This is one of the problems for my homework in my Database class.
I don’t understand why we need to transform the csv file into binary file. i think that way will make it harder to search the data. Can anyone tell me why we need to do that? Is my teacher fooling me or it is really better to transform a csv file to binary file in order to read with binary search method. An example of one row of the csv file is
1|37|O|131251.81|1996-01-02|5-LOW|Clerk#000000951|0|nstructions sleep furiously among
This is the assignment that my teacher gave me.
and i am really stuck at task C.
Overview
The objective of this assignment is to help you understand the issues involved in querying large data sets that are too large to fit in memory in its entirety. To investigate those issues, you will write a java program to read a table of data in the form of a CSV file and run queries on the table as efficiently as possible. A template of the program is provided and your code should be added to the Assignment1.java file. A driver program, Driver.java is provided so that you can test your program. The driver program takes as input a file which contains a list of commands to be interpreted and executed by the program. You will be implementing several versions of the program in a guided fashion. In all versions, you must assume that the data may not fit in memory, i.e., you will not be able to read all the data into an in-memory java data structure.
In all versions, the basic sequence of commands begins by loading the data, followed by a series of queries which are either equality queries or range queries.

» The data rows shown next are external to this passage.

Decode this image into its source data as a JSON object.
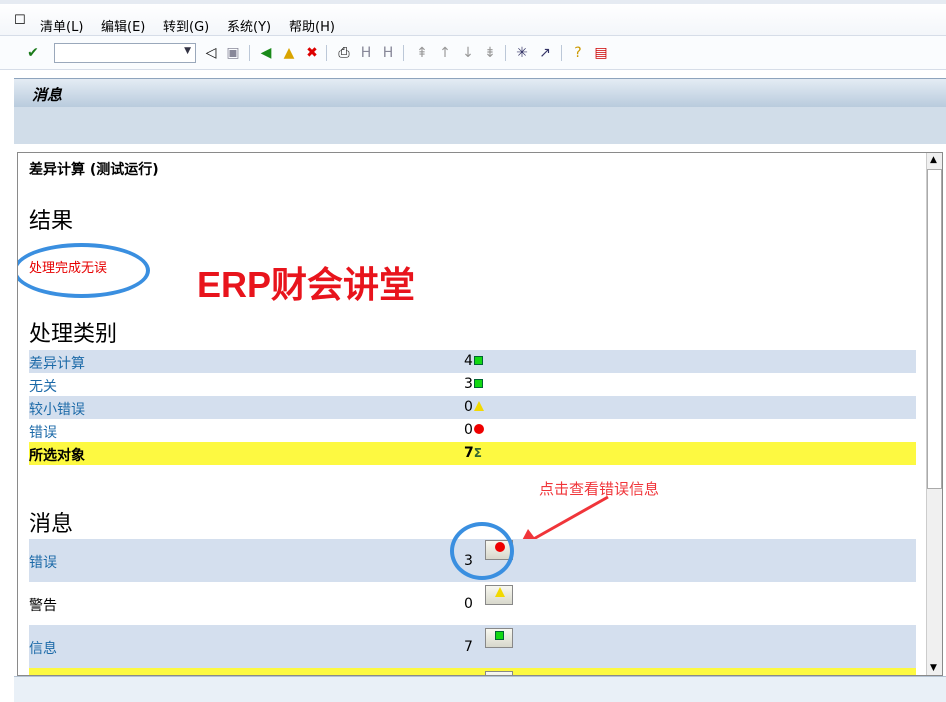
{
  "menu": [
    "清单(L)",
    "编辑(E)",
    "转到(G)",
    "系统(Y)",
    "帮助(H)"
  ],
  "title": "消息",
  "content": {
    "heading": "差异计算 (测试运行)",
    "result_title": "结果",
    "result_text": "处理完成无误",
    "watermark": "ERP财会讲堂",
    "categories_title": "处理类别",
    "categories": [
      {
        "label": "差异计算",
        "value": "4",
        "icon": "green-square"
      },
      {
        "label": "无关",
        "value": "3",
        "icon": "green-square"
      },
      {
        "label": "较小错误",
        "value": "0",
        "icon": "yellow-triangle"
      },
      {
        "label": "错误",
        "value": "0",
        "icon": "red-circle"
      },
      {
        "label": "所选对象",
        "value": "7",
        "icon": "sigma"
      }
    ],
    "annotation": "点击查看错误信息",
    "messages_title": "消息",
    "messages": [
      {
        "label": "错误",
        "value": "3",
        "icon": "red-circle"
      },
      {
        "label": "警告",
        "value": "0",
        "icon": "yellow-triangle"
      },
      {
        "label": "信息",
        "value": "7",
        "icon": "green-square"
      }
    ]
  }
}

You may assume that the input is correct and well-behaved, i.e., the goal of this assignment is not error-handling.
Task A (15 pts)
In the first version, you will implement the simplest and most naive solution. The list of commands supported by your java program must include the following:
naiveLoad filename : tells the program that the following queries will be for the csv file with filename
naiveSearchEq columnNum value: prints the rows of the table where the value in column number columnNum is equal to the given value. Column numbers start from one.

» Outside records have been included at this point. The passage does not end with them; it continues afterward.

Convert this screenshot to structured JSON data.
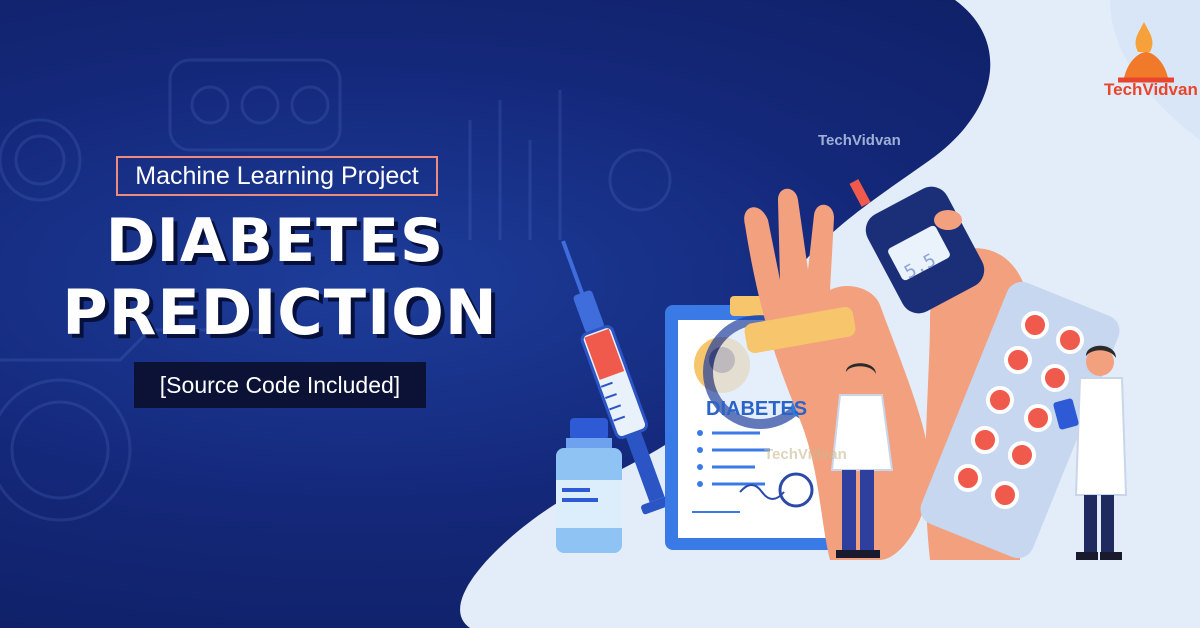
{
  "banner": {
    "tag": "Machine Learning Project",
    "headline_line1": "DIABETES",
    "headline_line2": "PREDICTION",
    "subtag": "[Source Code Included]"
  },
  "logo": {
    "brand": "TechVidvan",
    "brand_part1": "Tech",
    "brand_part2": "Vidvan"
  },
  "illustration": {
    "clipboard_label": "DIABETES",
    "meter_reading": "5.5",
    "watermark": "TechVidvan"
  },
  "colors": {
    "background": "#14287a",
    "accent_border": "#f08a7a",
    "headline": "#ffffff",
    "panel": "#e3edf9",
    "logo": "#e8452c"
  }
}
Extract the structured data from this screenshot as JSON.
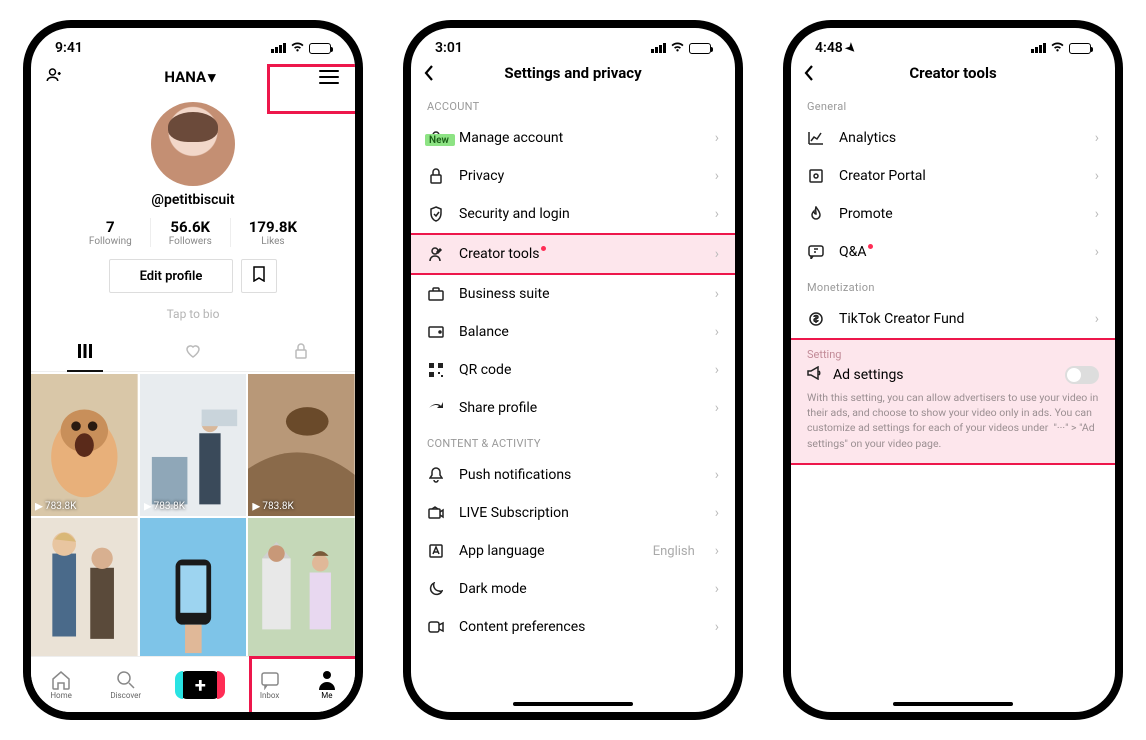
{
  "phone1": {
    "status_time": "9:41",
    "profile_name": "HANA",
    "handle": "@petitbiscuit",
    "stats": [
      {
        "num": "7",
        "label": "Following"
      },
      {
        "num": "56.6K",
        "label": "Followers"
      },
      {
        "num": "179.8K",
        "label": "Likes"
      }
    ],
    "edit_label": "Edit profile",
    "tap_bio": "Tap to bio",
    "thumb_views": "783.8K",
    "tabbar": {
      "home": "Home",
      "discover": "Discover",
      "inbox": "Inbox",
      "me": "Me"
    }
  },
  "phone2": {
    "status_time": "3:01",
    "title": "Settings and privacy",
    "new_badge": "New",
    "sections": {
      "account": "ACCOUNT",
      "content": "CONTENT & ACTIVITY"
    },
    "rows": {
      "manage": "Manage account",
      "privacy": "Privacy",
      "security": "Security and login",
      "creator": "Creator tools",
      "business": "Business suite",
      "balance": "Balance",
      "qr": "QR code",
      "share": "Share profile",
      "push": "Push notifications",
      "live": "LIVE Subscription",
      "lang": "App language",
      "lang_value": "English",
      "dark": "Dark mode",
      "content_prefs": "Content preferences"
    }
  },
  "phone3": {
    "status_time": "4:48",
    "title": "Creator tools",
    "sections": {
      "general": "General",
      "monetization": "Monetization",
      "setting": "Setting"
    },
    "rows": {
      "analytics": "Analytics",
      "portal": "Creator Portal",
      "promote": "Promote",
      "qa": "Q&A",
      "fund": "TikTok Creator Fund",
      "ad": "Ad settings"
    },
    "ad_desc": "With this setting, you can allow advertisers to use your video in their ads, and choose to show your video only in ads. You can customize ad settings for each of your videos under  \"···\" > \"Ad settings\" on your video page."
  }
}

naiveSearchGtr columnNum value: prints the rows of the table where the value in column number columnNum is greater than the given value.

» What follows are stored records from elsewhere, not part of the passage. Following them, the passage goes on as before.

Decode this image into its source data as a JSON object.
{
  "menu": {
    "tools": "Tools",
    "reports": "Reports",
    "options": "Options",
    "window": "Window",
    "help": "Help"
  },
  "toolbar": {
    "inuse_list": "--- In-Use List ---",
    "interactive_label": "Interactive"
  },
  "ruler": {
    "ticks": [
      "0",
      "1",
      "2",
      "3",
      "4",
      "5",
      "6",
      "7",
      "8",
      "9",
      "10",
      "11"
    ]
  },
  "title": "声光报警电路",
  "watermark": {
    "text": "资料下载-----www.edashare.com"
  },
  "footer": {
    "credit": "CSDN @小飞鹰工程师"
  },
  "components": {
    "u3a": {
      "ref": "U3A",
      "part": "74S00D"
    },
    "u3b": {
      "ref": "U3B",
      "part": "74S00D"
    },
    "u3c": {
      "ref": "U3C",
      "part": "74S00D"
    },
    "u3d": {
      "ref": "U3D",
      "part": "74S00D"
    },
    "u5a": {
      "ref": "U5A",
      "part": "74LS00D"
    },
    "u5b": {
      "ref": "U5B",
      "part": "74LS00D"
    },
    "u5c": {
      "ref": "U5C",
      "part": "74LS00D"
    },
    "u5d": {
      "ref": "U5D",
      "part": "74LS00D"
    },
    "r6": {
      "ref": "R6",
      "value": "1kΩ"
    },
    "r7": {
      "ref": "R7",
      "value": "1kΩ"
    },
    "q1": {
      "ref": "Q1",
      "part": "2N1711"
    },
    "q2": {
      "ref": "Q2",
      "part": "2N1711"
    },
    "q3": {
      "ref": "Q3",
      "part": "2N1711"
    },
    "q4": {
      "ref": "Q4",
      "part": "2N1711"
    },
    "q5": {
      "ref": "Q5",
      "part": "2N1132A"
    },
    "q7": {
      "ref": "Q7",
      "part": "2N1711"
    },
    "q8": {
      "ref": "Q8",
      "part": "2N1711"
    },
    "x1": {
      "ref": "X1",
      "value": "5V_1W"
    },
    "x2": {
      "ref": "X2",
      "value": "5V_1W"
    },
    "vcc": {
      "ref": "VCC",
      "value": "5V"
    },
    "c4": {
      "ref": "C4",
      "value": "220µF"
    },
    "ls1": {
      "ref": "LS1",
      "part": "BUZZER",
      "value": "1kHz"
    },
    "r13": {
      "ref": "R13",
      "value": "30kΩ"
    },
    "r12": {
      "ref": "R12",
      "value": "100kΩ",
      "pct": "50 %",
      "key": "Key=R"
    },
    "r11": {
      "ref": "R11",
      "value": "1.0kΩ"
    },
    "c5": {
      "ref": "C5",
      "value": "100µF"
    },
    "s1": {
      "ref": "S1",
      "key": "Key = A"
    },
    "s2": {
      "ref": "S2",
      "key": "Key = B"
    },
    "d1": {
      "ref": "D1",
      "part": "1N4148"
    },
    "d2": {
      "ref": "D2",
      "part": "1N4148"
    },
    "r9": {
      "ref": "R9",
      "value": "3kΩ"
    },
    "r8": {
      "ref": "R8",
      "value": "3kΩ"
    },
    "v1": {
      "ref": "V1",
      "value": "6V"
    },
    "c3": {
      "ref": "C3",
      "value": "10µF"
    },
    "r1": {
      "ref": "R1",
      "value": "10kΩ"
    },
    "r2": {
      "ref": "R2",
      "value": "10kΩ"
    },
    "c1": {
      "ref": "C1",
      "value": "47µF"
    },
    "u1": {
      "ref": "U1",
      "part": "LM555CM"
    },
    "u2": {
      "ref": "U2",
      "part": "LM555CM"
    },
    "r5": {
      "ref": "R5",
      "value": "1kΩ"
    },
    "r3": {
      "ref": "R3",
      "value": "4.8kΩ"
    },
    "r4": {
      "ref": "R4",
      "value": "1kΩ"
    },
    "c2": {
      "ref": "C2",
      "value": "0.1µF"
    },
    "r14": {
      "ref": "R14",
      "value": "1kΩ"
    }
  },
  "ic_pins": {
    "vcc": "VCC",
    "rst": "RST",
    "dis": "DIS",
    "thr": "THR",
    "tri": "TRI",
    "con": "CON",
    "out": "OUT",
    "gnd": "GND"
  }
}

The search commands should be implemented by reading the CSV file character by character using the java class FileReader. You should read the java documentation for FileReader, InputStreamReader etc. You MUST use the FileReader class.
Task B (15 pts)
In the second version, you will improve upon the first version by using buffered IO. Write a second version of the search commands using theBufferedReader class. Name the commands and corresponding methods as follows:
naiveBufSearchEq columnNum value: prints the rows of the table where the value in column number columnNum is equal to the given value. Column numbers start from one.
naiveBufSearchGtr columnNum value: prints the rows of the table where the value in column number columnNum is greater than the given value.
Task C (50 pts)
In the third version, you will take a different approach to the problem. You will first load the CSV data file and transform it into a BINARY file. You MUST name your binary file “data.bin”. Subsequent queries will then operate on the binary file. You are free to design the format of the binary file. Name the commands and corresponding methods as follows:
binaryLoad filename : transform the csv file with filename into a binary file. The filename of the binary file should be stored in your program.
binarySearchEq columnNum value: prints the rows of the table where the value in column number columnNum is equal to the given value. Column numbers start from one.
binarySearchGtr columnNum value: prints the rows of the table where the value in column number columnNum is greater than the given value.
Task D (20 pts)
Take timings of version 1, 2, and 3 of your program and compare the running times. You should average the timings over at least 10 runs. In the inline submission on laulima, answer the following questions:
Tabulate the average running time of the three versions of your program. Compare the running times of the three versions.
How are the timings of the different versions different?
Why are the timings of the different versions different ?
What did you learn in this assignment? What was most difficult/challenging (if any)?
Given the updated objectives I would make a pass through the file and build a sorted index on the key. The index would contain key values and the offset of each record with that key. I would then write a new file consisting of the index followed by the original data. If you are allowed to use two files, just write the index to disk as a separate file.
The index will be MUCH smaller than the original file. When you need to search, read only the index portion (or file), look up the key using a binary search, retrieve the offset from the index entry, and use that offset to seek into the data and read only that record.
If even the index is too large to fit into RAM, then you have to build it in two steps.